Except that it’s not. The first chapter of “Chasing Loose Nukes” is a rant about radiation exposure suffered during the US above-ground nuclear testing program. Chapter 2 is about the accident and response, concluding with a reproduction of the ordinance passed by the City Council of Tybee Island, GA, requesting that the Air Force find the bomb. The next several chapters are about other “Broken Arrow” incidents, which is the military term for lost nuclear weapons, including Chapter 7, which lists all “known” incidents. It’s not until Chapter 8 when we get back to the actual search. Even then, there is a lengthy digression about the 9/11 attacks, including the author’s efforts to secure the flight line of a pilot training operation at the municipal airport during the attack.

Several more chapters are devoted to detailed technical specifications of all aircraft involved in the Savannah incident, and the book closes with an epilogue admitting that they didn’t find the bomb. Following this, another 111 pages are devoted to appendixes providing technical information. One such appendix lists the radiation levels found in Warsaw Sound, which were deemed to be normal, and indicative of the bomb still being intact.

The book takes a very argumentative tone, in numerous places accusing the government of deliberate negligence with regards to weapons and radiation. In many cases, the government was indeed negligent. But one key allegation of “negligence” is very much in dispute, namely is the Savannah weapon armed?

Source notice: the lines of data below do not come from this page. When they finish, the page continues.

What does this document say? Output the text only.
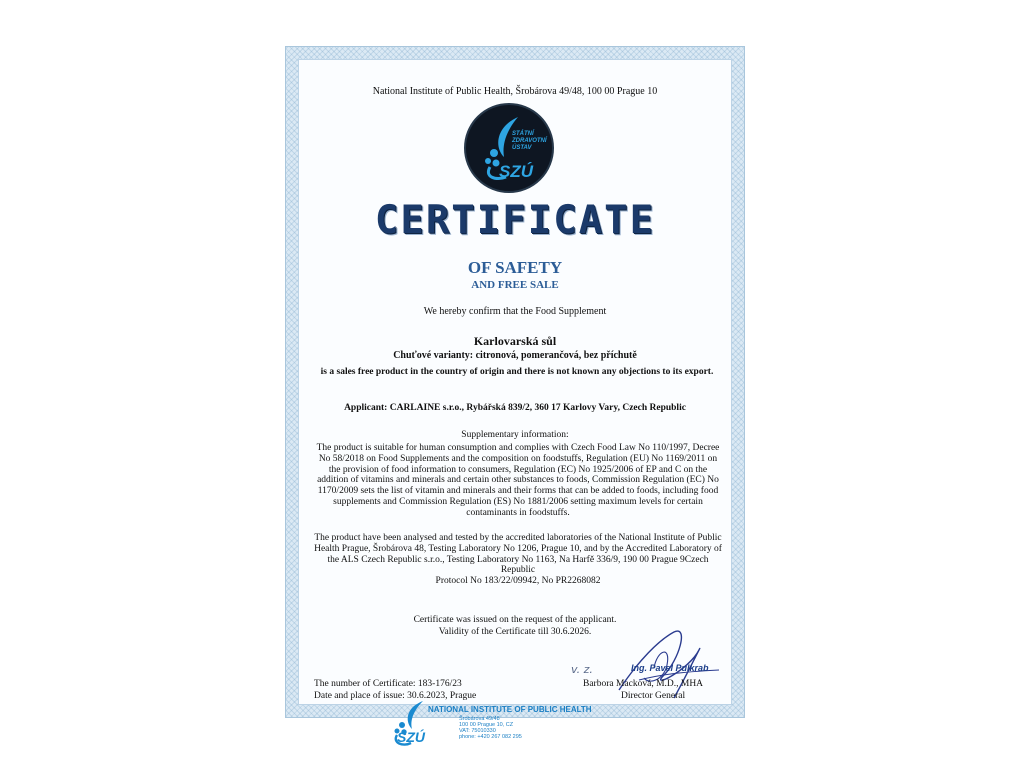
National Institute of Public Health, Šrobárova 49/48, 100 00 Prague 10
STÁTNÍ
ZDRAVOTNÍ
ÚSTAV
SZÚ
CERTIFICATE
OF SAFETY
AND FREE SALE
We hereby confirm that the Food Supplement
Karlovarská sůl
Chuťové varianty: citronová, pomerančová, bez příchutě
is a sales free product in the country of origin and there is not known any objections to its export.
Applicant: CARLAINE s.r.o., Rybářská 839/2, 360 17 Karlovy Vary, Czech Republic
Supplementary information:
The product is suitable for human consumption and complies with Czech Food Law No 110/1997, Decree No 58/2018 on Food Supplements and the composition on foodstuffs, Regulation (EU) No 1169/2011 on the provision of food information to consumers, Regulation (EC) No 1925/2006 of EP and C on the addition of vitamins and minerals and certain other substances to foods, Commission Regulation (EC) No 1170/2009 sets the list of vitamin and minerals and their forms that can be added to foods, including food supplements and Commission Regulation (ES) No 1881/2006 setting maximum levels for certain contaminants in foodstuffs.
The product have been analysed and tested by the accredited laboratories of the National Institute of Public Health Prague, Šrobárova 48, Testing Laboratory No 1206, Prague 10, and by the Accredited Laboratory of the ALS Czech Republic s.r.o., Testing Laboratory No 1163, Na Harfě 336/9, 190 00 Prague 9Czech Republic
Protocol No 183/22/09942, No PR2268082
Certificate was issued on the request of the applicant.
Validity of the Certificate till 30.6.2026.
The number of Certificate: 183-176/23
Date and place of issue: 30.6.2023, Prague
v. z.	Ing. Pavel Pulkrab
Barbora Macková, M.D., MHA
Director General
SZÚ
NATIONAL INSTITUTE OF PUBLIC HEALTH
Šrobárova 49/48
100 00 Prague 10, CZ
VAT: 75010330
phone: +420 267 082 295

Col. Duke says it is, based on testimony by the Assistant Secretary of Defense, given to Congress in 1966. The Air Force says it’s not, and one piece of contemporaneous proof, reproduced as an image in the book, agrees with the Air Force. The Mark 15 Mod 0 bomb consisted of two parts – a bomb proper and a removable detonator. Detonator is probably a bad word – thermonuclear bombs like the Mark 15 use a small atomic bomb to start the nuclear reaction. The Air Force, and a receipt, reproduced in the book, says the detonator was not on board. Despite this, Col. Duke repeatedly says the bomb could go off and wipe out the Savannah area.

Based on my military experience, it would seem to me that somebody in the Air Force back in 1958 would have taken a physical inventory of detonators and bombs after the accident, regardless of what the receipt said. If they weren’t short of detonators but were light one bomb, the conclusion would be obvious. The book does not discuss whether or not that was done.

Regarding the book as a piece of literature, I have to say I have mixed feelings about it. It tends to ramble, and the author has taken the “kitchen sink” approach to information – when in doubt, throw it in. The tone varies widely from chapter to chapter, sometimes being as conversational as two guys in a bar, other times more formal. The conversational chapters are most controversial.

In several of the these chapters, the author rails against Defense Secretary McNamara, and provides testimony from former Air Force soldiers to the effect that “we always armed bombs, even during training.” The author seems to think that there was no difference between “alert” missions and “training” missions, and assumes that any mission flown by a nuclear bomber was an “alert” mission. He believes that training missions were labeled as such merely because we were not at war. Despite the author’s Air Force service, he was a transport pilot, not a bomber, and so has very limited personal experience with nuclear weapons.

In the end, it is very difficult to rate the book. On formatting and technical matters, it is competently executed. On content, it is one-sided and argumentative.


reviewed by: Chris Gerrib

Chris Gerrib is a resident of Villa Park, IL and Director of Technology for a Chicago-area bank. Chris is the author of the science fiction novel The Mars Run. He holds degrees from the University of Illinois and Southern Illinois University and is president-elect of the Rotary Club of Darien, IL.